Reputation: 101
I was inserting bulk data from excel to SQL using the bulk insert package which I had created. While inserting data sequentially, I missed a file which had to be inserted, so I stopped the package in middle. However, the package had already added some 2500 rows, I deleted those rows using "delete top(2500) from coulmn_name" and continued with inserting data. Now i fear if I have actually deleted last added records or some random data. Could anyone help me understanding this?
Upvotes: 0
Views: 34
Reputation: 280431
You will need some other way to identify the rows to delete, like having a BatchID or something. People generally use a staging table for this so that large bulk operations don't interfere with normal use and also so that when things go south you can just truncate and start over.
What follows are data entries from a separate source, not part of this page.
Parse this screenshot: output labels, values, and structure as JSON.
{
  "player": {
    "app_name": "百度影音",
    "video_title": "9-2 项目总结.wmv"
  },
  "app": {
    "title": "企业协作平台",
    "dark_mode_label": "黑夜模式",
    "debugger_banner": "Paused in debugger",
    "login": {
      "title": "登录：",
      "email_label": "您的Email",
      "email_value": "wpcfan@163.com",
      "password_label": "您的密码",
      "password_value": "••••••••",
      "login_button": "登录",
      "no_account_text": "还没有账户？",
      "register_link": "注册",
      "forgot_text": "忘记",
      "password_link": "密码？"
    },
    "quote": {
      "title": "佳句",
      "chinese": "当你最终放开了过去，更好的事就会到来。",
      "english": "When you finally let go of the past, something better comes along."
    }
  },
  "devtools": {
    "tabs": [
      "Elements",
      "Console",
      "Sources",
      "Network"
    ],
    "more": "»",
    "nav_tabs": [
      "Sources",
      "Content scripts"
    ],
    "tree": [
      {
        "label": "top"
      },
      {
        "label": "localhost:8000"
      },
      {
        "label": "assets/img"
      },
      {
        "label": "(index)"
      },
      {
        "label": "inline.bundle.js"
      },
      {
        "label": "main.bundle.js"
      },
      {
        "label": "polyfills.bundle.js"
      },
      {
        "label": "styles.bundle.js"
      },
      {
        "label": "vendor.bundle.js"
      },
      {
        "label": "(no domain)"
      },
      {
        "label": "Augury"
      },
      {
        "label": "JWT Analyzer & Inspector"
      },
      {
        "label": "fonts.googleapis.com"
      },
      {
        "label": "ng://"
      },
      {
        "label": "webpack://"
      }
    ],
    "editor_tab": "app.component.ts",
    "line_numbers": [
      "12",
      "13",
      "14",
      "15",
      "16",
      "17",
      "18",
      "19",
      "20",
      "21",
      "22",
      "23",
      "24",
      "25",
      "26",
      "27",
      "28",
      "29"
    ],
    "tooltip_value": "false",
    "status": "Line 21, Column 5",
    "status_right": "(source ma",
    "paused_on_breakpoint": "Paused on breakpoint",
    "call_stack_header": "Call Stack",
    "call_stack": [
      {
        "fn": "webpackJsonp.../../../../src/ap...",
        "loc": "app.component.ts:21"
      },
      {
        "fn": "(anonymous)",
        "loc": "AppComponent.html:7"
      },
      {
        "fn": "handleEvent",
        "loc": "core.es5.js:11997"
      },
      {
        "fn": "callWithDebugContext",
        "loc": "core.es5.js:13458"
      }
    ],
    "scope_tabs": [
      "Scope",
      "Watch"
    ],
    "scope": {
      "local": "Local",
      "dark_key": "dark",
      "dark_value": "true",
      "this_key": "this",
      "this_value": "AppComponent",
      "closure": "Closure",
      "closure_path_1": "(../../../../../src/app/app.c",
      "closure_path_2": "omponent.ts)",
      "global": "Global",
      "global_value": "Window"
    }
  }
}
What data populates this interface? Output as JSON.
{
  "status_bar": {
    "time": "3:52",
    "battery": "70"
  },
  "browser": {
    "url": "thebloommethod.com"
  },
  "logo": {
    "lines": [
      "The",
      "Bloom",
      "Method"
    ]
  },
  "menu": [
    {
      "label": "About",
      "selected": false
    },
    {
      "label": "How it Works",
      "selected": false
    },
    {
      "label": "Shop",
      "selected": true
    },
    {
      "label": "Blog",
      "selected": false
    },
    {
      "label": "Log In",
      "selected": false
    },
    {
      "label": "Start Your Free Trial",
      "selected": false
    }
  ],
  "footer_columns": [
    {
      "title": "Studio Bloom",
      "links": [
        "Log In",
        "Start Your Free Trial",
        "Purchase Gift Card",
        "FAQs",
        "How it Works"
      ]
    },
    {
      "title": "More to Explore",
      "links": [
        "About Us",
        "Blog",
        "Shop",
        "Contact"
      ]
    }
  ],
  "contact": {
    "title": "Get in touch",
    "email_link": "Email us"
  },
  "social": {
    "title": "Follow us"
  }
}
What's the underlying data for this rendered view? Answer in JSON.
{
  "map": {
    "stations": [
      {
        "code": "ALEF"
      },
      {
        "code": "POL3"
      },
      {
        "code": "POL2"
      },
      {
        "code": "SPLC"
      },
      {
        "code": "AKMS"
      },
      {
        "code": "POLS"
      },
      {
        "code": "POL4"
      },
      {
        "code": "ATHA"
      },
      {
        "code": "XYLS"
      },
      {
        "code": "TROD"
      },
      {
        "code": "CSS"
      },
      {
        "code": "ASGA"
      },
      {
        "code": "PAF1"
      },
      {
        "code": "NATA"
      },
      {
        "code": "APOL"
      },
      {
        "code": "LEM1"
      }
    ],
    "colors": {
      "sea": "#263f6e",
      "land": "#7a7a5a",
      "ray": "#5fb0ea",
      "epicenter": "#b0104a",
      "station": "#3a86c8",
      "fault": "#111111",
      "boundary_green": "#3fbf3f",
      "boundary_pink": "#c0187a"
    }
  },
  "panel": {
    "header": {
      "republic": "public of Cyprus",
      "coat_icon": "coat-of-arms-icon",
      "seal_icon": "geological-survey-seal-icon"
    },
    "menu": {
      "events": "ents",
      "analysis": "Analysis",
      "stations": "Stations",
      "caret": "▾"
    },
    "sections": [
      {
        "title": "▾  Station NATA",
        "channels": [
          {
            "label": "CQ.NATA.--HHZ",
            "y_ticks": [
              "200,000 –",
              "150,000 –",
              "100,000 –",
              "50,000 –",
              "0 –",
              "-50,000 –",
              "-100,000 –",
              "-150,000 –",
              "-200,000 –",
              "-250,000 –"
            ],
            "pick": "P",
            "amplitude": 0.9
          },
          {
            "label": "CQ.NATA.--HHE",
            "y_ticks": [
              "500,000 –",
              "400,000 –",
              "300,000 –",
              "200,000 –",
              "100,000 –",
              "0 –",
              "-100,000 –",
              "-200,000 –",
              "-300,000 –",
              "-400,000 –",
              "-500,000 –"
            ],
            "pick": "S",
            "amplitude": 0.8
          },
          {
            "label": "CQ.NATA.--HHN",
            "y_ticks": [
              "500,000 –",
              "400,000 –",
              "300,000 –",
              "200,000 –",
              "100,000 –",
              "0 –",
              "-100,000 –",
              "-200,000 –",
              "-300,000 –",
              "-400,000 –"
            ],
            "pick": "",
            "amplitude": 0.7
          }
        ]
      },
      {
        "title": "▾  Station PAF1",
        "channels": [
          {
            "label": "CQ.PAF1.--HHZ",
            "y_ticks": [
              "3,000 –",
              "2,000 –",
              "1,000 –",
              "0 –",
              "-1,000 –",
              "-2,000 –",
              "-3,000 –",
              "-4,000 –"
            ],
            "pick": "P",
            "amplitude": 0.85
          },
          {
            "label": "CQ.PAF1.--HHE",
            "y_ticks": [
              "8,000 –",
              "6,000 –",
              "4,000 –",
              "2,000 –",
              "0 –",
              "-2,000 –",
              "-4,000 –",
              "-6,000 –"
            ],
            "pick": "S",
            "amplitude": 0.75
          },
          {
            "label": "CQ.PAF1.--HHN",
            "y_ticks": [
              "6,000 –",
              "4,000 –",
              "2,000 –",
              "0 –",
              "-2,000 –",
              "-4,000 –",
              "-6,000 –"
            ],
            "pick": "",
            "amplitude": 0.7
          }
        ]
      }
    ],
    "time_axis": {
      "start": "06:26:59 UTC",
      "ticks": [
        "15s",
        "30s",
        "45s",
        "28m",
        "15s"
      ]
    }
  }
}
To show that TOP doesn't care about "last":
CREATE TABLE #foo(id int IDENTITY(1,1) PRIMARY KEY, name sysname);
INSERT #foo(name) VALUES('Bob');
INSERT #foo(name) VALUES('Frank');
INSERT #foo(name) VALUES('Aaron');
INSERT #foo(name) VALUES('William');
INSERT #foo(name) VALUES('Mary');
DELETE TOP (2) FROM #foo;
SELECT * FROM #foo;
DROP TABLE #foo;
Results:
id name
-- -------
3 Aaron
4 William
5 Mary
That deleted the first two that were inserted (and just happened to be assigned integer values sequentially). Now try this:
CREATE TABLE #foo(id int PRIMARY KEY, name sysname);
INSERT #foo(id,name) VALUES(3,'Bob');
INSERT #foo(id,name) VALUES(12,'Frank');
INSERT #foo(id,name) VALUES(84,'Aaron');
INSERT #foo(id,name) VALUES(16,'William');
INSERT #foo(id,name) VALUES(7,'Mary');
DELETE TOP (2) FROM #foo;
SELECT * FROM #foo;
DROP TABLE #foo;
Results:
id name
-- -------
12 Frank
16 William
84 Aaron
Different rows were deleted. Now change the CREATE
to:
CREATE TABLE #foo(id int, name sysname UNIQUE);
Same insert + delete yields:
id name
-- -------
84 Aaron
16 William
7 Mary
A table is not ordered. TOP without ORDER BY (in fact any query without ORDER BY) should be considered arbitrary (maybe even thinking about it as random is helpful).
Upvotes: 1
Reputation: 666
You have deleted random data because rows return in order of reading. For instance, if you run the same "select top 5" statement 5-10 times then no guarantees there you'll get the same dataset because some pages or string could be blocked.
Upvotes: 0